Apa saja pertolongan pertama dan tindakan pencegahan untuk emboli air ketuban?

Ketika emboli air ketuban terjadi, tindakan pertolongan pertama seperti anti-syok, anti-alergi dan anti-koagulasi harus segera dilakukan. Menghindari persalinan yang cepat, menghindari pecahnya selaput ketuban saat kontraksi dan menghindari persalinan berulang kali juga dapat membantu mengurangi kejadian emboli air ketuban, tetapi tidak dapat sepenuhnya dicegah. Tindakan pertolongan pertama: perawatan darurat harus segera diberikan, tahap awal terutama anti-syok, anti-alergi, menghilangkan hipertensi paru, koreksi hipoksia dan gagal jantung, dll.; pada tahap koagulasi intravaskular difus, antikoagulasi dini dan suplementasi faktor koagulasi, dll.; pada tahap oliguria atau anuria, diuretik harus diterapkan pada waktunya untuk mencegah dan mengobati gagal ginjal.

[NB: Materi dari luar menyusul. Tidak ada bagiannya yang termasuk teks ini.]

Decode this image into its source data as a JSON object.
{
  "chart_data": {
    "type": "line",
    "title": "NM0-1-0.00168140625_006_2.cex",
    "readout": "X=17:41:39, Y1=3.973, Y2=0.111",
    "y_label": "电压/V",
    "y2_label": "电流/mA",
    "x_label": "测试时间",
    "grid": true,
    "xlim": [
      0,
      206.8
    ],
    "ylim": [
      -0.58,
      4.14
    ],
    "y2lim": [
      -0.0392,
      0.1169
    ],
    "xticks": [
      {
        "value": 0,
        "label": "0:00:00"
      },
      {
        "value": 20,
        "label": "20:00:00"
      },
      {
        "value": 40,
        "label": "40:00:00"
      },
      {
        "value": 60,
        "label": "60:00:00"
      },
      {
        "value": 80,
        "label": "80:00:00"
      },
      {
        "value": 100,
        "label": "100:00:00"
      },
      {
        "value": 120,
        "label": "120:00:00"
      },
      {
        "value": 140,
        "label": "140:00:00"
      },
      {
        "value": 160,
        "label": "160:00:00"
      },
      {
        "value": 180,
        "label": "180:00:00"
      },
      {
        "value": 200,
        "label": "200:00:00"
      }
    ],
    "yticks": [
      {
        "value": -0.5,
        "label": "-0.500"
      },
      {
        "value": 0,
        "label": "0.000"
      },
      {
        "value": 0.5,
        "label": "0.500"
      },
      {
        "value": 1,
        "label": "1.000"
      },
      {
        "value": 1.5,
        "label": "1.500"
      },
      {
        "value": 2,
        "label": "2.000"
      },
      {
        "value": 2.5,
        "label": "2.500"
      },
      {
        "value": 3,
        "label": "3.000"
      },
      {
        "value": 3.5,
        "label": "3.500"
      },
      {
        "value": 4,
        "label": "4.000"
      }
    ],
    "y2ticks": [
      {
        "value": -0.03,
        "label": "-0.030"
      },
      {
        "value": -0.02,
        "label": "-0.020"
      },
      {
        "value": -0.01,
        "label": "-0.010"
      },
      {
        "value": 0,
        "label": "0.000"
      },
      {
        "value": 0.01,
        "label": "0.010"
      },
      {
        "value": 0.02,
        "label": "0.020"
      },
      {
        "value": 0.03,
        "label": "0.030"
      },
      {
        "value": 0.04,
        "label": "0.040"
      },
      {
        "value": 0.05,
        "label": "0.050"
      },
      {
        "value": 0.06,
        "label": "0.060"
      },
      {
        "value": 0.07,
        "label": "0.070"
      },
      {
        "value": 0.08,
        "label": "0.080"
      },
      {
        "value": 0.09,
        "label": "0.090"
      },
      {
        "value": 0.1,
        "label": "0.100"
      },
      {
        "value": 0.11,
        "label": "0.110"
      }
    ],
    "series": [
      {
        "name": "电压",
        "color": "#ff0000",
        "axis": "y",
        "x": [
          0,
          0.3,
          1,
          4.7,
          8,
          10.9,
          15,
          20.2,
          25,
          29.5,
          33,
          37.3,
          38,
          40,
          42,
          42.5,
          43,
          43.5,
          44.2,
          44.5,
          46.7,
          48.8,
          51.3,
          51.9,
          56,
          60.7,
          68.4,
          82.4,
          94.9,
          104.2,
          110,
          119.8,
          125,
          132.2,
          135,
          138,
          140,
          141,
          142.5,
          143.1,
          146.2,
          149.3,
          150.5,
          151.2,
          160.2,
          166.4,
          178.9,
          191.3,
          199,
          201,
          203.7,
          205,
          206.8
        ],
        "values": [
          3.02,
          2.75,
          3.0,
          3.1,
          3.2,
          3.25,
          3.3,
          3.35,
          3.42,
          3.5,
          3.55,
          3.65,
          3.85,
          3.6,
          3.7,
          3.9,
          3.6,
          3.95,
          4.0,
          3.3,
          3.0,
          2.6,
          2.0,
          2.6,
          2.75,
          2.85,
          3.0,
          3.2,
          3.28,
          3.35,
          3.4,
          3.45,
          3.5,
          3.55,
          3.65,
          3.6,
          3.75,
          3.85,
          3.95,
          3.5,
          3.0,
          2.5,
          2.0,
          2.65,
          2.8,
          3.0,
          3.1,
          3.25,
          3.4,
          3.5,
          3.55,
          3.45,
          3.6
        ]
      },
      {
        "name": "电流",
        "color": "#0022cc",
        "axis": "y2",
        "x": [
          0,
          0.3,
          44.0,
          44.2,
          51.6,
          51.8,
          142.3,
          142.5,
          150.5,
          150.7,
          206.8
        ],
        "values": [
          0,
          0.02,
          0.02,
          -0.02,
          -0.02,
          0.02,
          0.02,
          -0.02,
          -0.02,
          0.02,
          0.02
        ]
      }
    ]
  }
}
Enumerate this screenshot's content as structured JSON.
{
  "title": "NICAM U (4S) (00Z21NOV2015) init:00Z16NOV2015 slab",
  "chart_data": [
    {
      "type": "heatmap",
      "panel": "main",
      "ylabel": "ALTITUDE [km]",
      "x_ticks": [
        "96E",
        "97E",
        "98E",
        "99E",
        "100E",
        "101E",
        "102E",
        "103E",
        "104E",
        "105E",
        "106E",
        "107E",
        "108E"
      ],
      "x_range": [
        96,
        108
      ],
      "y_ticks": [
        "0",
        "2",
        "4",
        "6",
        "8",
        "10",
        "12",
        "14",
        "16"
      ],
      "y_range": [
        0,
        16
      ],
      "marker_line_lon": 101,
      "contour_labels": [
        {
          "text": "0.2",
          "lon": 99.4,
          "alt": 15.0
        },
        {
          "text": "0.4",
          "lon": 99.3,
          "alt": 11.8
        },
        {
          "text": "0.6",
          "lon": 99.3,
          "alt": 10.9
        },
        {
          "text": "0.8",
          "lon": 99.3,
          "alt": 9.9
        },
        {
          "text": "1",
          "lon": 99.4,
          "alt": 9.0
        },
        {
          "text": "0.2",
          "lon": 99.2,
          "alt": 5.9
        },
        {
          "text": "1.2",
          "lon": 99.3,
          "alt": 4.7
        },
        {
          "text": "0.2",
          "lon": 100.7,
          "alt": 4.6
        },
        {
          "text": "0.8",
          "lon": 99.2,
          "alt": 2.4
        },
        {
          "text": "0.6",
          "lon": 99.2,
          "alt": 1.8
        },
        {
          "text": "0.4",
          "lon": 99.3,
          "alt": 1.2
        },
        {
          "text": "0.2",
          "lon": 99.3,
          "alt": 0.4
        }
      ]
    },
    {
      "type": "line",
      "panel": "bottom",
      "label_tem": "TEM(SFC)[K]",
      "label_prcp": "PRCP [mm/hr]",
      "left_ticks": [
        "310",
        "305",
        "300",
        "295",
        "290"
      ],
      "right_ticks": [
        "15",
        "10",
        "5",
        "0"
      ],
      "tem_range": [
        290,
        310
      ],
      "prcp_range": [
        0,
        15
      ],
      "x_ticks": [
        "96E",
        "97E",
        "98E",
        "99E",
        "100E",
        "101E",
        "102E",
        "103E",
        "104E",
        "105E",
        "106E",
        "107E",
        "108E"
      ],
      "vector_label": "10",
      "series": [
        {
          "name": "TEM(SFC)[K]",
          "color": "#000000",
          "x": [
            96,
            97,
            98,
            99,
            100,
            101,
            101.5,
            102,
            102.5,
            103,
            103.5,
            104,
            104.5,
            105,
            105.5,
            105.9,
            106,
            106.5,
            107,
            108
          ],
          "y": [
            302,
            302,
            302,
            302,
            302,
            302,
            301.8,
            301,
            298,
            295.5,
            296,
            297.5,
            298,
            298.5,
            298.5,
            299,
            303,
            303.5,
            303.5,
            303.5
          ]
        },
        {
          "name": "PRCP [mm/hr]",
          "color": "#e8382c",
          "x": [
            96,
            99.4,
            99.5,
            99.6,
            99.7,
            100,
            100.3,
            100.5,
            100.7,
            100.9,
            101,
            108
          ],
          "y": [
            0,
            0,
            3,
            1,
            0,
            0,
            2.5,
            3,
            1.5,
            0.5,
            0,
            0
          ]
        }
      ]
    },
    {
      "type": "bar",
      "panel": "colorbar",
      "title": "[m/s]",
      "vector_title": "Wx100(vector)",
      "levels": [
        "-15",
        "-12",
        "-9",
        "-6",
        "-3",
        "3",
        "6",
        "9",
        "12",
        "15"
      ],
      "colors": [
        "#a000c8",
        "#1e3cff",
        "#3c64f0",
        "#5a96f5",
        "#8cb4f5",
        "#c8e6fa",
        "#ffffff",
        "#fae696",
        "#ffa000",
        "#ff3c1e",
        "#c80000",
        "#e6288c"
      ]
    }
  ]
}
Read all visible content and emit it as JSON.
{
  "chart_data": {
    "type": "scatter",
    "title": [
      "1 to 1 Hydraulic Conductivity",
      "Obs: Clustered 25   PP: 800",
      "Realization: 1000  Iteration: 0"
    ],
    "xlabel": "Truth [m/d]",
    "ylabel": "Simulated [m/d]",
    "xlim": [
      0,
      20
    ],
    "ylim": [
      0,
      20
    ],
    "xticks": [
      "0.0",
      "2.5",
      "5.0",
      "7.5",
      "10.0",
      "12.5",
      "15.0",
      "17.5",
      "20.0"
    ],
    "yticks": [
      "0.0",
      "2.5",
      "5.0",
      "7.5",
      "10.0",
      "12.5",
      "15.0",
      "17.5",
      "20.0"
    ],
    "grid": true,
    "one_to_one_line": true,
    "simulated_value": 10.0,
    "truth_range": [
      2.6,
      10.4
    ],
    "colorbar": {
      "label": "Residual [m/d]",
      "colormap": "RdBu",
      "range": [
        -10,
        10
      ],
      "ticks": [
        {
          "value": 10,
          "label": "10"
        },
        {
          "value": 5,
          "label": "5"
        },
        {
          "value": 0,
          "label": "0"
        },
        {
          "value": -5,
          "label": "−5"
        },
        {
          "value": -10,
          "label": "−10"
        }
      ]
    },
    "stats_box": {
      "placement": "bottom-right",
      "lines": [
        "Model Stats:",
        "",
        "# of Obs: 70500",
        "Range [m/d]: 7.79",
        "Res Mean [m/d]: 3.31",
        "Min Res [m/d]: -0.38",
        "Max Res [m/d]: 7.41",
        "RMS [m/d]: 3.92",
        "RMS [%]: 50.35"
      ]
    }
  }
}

Tindakan pencegahan: Saat ini, terjadinya emboli air ketuban tidak dapat sepenuhnya dicegah secara klinis, tetapi usia ibu yang sudah lanjut, kelahiran kembar, kontraksi yang terlalu kuat, persalinan darurat, ketuban pecah buatan saat kontraksi akan meningkatkan kejadian emboli air ketuban, ketuban pecah dini, plasenta praevia, plasenta abruptio, ruptur uteri, dan bedah sesar merupakan faktor-faktor pemicu terjadinya emboli air ketuban. Penghindaran secara agresif terhadap faktor-faktor tersebut dapat membantu mengurangi kejadian emboli air ketuban. Emboli air ketuban merupakan komplikasi persalinan yang serius, dan ketika terjadi, angka kematian ibu sangat tinggi. Penting untuk melakukan pemeriksaan rutin pada akhir kehamilan, memperhatikan status ibu selama persalinan, dan memberikan perawatan darurat begitu ada tanda-tanda klinis emboli cairan ketuban.